I don’t actually wait for him to answer before I turn around, peeling off my tank top on the way to his bedroom.
I hear him groan and a thunk that’s most likely his head hitting the door. His quick footsteps follow, and I’ve just pushed open his bedroom door when he overtakes me.
He pulls me up, cradling me in his arms as he steps through the doorway. I squeal in response, and I don’t manage to hook my arms around his neck before he deposits me on the edge of his bed. His room is pristine and smells like vanilla from a candle on his bedside table. His bed is perfectly made, and a bundle of tulips rests against the pillows.
I swallow and turn to face him, but I think I might have pushed him a little beyond his control. He’s kneeling in front of me, and his eyes are fixed on the bare skin of my waist and the strapless blue bra I’ve worn for the occasion.

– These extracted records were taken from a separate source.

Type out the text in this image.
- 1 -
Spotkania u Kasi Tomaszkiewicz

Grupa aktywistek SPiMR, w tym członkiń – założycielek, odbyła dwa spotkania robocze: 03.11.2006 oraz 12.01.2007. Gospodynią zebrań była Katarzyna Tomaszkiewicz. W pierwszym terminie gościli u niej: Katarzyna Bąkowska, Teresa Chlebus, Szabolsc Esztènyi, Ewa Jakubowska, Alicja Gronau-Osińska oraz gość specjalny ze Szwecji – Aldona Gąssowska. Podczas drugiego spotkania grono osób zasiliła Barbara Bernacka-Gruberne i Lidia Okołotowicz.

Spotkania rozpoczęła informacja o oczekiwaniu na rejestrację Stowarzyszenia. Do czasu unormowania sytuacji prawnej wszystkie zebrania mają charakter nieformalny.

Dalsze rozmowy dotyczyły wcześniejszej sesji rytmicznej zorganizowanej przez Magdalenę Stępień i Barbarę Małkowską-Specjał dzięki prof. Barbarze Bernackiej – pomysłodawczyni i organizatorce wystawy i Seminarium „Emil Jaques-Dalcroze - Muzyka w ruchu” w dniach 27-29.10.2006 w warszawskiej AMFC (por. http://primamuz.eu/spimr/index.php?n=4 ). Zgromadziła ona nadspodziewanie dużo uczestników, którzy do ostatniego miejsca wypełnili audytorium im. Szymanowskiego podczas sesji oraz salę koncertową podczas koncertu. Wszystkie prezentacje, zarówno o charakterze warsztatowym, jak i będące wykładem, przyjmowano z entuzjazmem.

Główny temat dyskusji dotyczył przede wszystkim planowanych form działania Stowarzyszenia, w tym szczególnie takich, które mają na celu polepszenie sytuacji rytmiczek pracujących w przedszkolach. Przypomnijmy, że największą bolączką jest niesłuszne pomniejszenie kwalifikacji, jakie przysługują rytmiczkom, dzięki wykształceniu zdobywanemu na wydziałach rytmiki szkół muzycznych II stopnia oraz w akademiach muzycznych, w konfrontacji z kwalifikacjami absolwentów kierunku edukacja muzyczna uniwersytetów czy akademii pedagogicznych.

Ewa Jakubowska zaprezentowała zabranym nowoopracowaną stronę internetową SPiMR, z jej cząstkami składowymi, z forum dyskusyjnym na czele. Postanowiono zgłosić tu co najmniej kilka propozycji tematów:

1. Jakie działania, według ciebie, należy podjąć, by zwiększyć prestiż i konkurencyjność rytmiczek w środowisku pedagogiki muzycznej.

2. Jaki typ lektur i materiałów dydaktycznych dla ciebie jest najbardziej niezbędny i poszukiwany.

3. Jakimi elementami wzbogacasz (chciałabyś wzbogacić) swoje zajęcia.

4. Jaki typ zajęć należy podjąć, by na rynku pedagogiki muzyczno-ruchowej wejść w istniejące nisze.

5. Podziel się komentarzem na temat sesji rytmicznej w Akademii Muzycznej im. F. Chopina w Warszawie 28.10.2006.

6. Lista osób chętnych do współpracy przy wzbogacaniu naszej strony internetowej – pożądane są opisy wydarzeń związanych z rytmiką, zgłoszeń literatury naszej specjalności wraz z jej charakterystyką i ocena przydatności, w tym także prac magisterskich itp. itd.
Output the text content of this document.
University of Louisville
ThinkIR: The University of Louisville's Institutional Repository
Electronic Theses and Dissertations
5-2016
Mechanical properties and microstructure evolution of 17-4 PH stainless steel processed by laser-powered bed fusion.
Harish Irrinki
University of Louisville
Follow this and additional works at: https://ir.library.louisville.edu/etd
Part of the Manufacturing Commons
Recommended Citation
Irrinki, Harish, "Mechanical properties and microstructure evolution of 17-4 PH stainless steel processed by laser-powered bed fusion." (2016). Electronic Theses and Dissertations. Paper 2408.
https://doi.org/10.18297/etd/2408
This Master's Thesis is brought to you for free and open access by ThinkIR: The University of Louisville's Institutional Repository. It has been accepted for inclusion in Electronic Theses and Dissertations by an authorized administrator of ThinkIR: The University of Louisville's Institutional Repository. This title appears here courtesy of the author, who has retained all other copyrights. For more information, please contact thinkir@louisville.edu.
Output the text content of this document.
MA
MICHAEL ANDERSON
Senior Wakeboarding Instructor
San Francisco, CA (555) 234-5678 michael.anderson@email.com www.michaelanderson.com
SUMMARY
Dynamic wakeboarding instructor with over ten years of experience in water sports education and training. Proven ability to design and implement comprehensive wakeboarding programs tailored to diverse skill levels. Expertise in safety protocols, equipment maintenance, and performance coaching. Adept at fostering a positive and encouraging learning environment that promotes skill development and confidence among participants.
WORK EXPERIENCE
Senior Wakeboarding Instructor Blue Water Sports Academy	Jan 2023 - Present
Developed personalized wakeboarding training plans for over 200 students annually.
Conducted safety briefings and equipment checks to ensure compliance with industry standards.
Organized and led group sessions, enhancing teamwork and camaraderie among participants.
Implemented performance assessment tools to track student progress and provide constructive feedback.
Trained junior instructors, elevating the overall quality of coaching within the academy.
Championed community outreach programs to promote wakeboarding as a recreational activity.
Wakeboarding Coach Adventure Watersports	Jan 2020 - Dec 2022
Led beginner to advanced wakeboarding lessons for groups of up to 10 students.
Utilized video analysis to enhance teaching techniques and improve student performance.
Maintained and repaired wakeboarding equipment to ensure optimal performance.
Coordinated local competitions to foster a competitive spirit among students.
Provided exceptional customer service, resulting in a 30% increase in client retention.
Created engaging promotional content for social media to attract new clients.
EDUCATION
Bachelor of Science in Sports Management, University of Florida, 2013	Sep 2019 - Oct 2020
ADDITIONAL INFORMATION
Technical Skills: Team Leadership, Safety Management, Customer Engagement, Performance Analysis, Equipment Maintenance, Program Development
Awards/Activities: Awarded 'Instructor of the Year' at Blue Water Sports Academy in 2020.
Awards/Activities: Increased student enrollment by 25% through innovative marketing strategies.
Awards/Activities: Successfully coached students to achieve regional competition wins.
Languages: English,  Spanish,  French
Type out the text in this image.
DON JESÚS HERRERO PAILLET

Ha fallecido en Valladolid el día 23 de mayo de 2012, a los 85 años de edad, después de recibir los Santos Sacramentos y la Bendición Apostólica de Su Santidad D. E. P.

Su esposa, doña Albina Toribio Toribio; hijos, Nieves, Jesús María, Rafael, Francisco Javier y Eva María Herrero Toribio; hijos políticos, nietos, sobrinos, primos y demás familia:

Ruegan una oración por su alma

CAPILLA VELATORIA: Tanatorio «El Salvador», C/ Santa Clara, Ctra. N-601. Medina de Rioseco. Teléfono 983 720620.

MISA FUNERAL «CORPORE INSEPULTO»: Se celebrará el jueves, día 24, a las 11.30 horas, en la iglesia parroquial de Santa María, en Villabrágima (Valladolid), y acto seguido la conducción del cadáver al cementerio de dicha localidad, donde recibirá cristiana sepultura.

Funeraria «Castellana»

He removes my flip-flops and tosses them over his shoulder before running hands up the backs of my calves.
I lean back, bracing my hands on the bed, and he follows me forward, placing a hot kiss just above the button on my skirt. My arms shake, and now I’m the one being teased.
“You know,” he says, his voice raspy and deep. “I was actually hungry.”
“You can go start dinner if you want. I’ll wait here.” I reach back and unhook my bra, tossing it over his shoulder like he did my shoes.
He growls low in his throat, standing to lean over me until I lay all the way back. “You’re playing with fire, Daredevil.”
I hook my fingers around his belt buckle and use it to pull him closer.